Control and intervention groups

Control

The control arm of this study receives Conventional Care Management consistent with the type of care provided within a traditional - but high quality – medical home. The care manager is available by phone to provide families with phone numbers and resources related to parents’ concerns about their child’s appointment, diagnosis, or developmental services.

The care manager contacts families by phone after randomization to introduce herself and remind families of their first appointment at the developmental clinic for their child’s ASD evaluation. The child’s primary care clinician also receives a letter from the care manager informing the clinician that the family has been assigned a care manager. The letter also contains the care manager’s contact information. After the care manager’s introductory phone call and letter, she remains available to the child’s family and other members of the care team if and when they initiate contact.

Intervention

PN is a theory-based, empirically-supported, multicomponent, manualized care management strategy [26, 27]. It differs from other care management strategies in that it focuses on overcoming patient-specific barriers to a defined set of services over a defined, time-limited period. PN is well established in cancer care as a means to reduce disparities in the critical interval between a positive screening test (for example, a mammogram for breast cancer) and definitive diagnosis [16, 17, 28], decrease anxiety [29], and increase satisfaction with services [29]. The goal of PN is to integrate a disjointed health care system on behalf of an individual patient. In our proposal, we build upon the established principles of PN but expand the navigator role in novel ways. Navigation services are provided to the family unit by bilingual paraprofessionals. It is extended to integrate a fragmented network of ASD services that requires coordination among community-based and educational services, as well as those provided by the conventional health care team.
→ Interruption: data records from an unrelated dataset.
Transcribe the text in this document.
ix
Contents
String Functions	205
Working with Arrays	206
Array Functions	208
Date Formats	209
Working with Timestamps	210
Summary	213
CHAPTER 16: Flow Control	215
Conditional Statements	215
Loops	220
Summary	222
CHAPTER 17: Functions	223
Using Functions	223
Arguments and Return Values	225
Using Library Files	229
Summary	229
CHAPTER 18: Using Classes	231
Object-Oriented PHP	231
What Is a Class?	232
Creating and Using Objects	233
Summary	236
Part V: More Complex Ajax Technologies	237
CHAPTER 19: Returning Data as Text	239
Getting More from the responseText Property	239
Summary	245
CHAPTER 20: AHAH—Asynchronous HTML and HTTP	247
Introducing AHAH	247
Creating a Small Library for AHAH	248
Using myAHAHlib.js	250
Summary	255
Additionally, PN is augmented with evidence-based behavior change strategies – motivational interviewing and collaborative decision making – that support patient engagement and self-management skills. A typical PN activity may be to assist a parent with marginal literacy to complete a clinic’s patient questionnaires, help a family know what to expect during a stressful ASD diagnostic evaluation, or coordinate childcare around a child’s early intervention schedule. In this proposal, the systemic PN protocol begins after referral for an autism evaluation and end 100 days after diagnostic resolution – at which time, a child with ASD would be expected to be engaged and retained in intensive early intervention services (based on the guidance from Autism Speaks) [30]. Navigators follow a standardized protocol, keep extensive structured logs of their work, and a random subset of encounters are audio recorded. Data are captured on all interactions with families, providers, medical, educational, and social service organizations, recording time spent, activities performed, and barriers addressed.

Randomization process

We use stratified, blocked (randomly varying blocks of 2 and 4) randomization to allocate participants to Navigation or CCM. Randomization occurs independently at each primary care recruitment site. Randomization lists are generated in a secure web-based data management system. All outcome assessors are blinded to participant allocation. Written and verbal informed consent is obtained by research staff prior to randomization. Data will be collected in stored in StudyTrax, a commercial clinical research data management tool.

Effectiveness outcomes

Primary outcomes

The study’s primary outcomes are access to screening, diagnostic, and evidence-based service outcomes (Table 1). The trial measures diagnostic interval (number of days from positive screen to diagnostic determination) and time to receipt of ASD services/recommended services (number of days from date of diagnosis to receipt of services) from review of child’s medical and early intervention records in those with PN compared to CCM.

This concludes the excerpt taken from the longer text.